Detective Mollel is in a prison in Kenya under murky circumstances. A moment after a privileged prisoner named Mdosi teases him, asking about several men who've gone missing, Mollel finds himself standing over the man's bloody corpse, shards of glass in his hands. Flash back a week to Mollel in the ominously named Hell's Gate, where he's been exiled after making too many waves in Nairobi. His new co-worker Shadrack Kitui sternly advises against ruffling feathers locally. As a Maasai, Mollel already has a head start on tribal interactions, and he sets about familiarizing himself with the citizenry.

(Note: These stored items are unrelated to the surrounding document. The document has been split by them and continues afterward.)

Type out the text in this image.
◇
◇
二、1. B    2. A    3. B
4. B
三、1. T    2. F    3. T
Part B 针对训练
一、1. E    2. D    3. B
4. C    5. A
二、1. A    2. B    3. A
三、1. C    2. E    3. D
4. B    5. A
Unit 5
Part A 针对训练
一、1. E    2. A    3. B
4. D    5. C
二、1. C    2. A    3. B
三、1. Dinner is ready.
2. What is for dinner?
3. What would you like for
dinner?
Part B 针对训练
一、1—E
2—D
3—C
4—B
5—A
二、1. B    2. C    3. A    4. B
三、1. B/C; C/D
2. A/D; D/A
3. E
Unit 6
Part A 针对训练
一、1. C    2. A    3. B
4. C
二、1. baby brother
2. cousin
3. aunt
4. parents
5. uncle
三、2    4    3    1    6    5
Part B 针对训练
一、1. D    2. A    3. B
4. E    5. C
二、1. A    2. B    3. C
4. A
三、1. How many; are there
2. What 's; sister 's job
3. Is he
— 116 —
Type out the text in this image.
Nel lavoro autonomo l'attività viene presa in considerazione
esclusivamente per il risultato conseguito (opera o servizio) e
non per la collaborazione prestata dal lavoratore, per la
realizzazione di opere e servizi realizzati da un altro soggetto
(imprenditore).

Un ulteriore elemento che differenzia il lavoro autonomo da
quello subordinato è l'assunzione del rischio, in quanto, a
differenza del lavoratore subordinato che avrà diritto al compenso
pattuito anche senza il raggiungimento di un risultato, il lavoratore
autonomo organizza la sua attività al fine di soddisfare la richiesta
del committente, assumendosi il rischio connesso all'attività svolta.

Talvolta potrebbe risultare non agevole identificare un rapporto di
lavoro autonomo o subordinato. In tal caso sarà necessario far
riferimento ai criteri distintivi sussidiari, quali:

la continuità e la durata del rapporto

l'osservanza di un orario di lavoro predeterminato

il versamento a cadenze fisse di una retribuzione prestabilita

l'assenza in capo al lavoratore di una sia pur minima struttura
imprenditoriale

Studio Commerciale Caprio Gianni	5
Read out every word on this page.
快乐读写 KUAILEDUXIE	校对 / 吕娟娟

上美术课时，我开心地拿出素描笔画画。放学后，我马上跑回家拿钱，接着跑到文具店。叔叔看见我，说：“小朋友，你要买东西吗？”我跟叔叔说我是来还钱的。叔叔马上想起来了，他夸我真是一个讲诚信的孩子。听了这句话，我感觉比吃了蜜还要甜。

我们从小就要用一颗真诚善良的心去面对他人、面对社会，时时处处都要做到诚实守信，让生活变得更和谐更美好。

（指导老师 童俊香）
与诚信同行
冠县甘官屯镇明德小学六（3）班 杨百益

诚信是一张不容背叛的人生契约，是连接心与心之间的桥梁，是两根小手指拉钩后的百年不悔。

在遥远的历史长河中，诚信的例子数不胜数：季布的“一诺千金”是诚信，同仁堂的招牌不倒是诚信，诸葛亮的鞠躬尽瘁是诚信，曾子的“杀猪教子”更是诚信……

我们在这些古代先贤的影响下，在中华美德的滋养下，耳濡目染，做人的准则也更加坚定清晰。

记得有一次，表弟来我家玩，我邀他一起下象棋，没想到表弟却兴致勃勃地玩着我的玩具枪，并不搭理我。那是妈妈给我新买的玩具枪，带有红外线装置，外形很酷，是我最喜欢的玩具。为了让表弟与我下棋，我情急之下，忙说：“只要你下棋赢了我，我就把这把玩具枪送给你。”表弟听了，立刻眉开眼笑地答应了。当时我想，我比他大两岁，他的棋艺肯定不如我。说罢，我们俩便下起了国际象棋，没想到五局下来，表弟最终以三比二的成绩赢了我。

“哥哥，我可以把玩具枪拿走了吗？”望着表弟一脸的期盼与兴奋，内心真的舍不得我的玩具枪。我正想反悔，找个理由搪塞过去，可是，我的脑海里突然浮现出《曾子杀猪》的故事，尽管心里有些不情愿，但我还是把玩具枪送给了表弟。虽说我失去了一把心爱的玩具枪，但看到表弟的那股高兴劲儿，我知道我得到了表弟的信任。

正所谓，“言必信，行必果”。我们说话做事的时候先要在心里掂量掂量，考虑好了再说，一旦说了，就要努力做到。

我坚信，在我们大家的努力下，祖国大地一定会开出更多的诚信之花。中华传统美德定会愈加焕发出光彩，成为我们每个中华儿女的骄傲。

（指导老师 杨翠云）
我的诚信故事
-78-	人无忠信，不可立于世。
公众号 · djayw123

His thoughts wander repeatedly back to his beloved brother Lendeva, now estranged from the family. The various members of the underclass he encounters are short stories in themselves: the young street vandal with the spray can, the flower seller who can't make a living, the Wildlife Service ranger Kibet, who's trying to stop elephant killings. The murder of the flower seller, whose name, Mollel learns, was Jemimah, gives him a sharper sense of purpose and the novel a sharper focus. The anguish of his investigation makes Mollel consider leaving this "civilized" world and returning to his tribe.
Mollel's second appearance is moody and slow-rolling, as layered and involving as his first (Hour of the Red God, 2013), immersing the reader in a fascinating and unfamiliar world, with a mystery heightening the tension.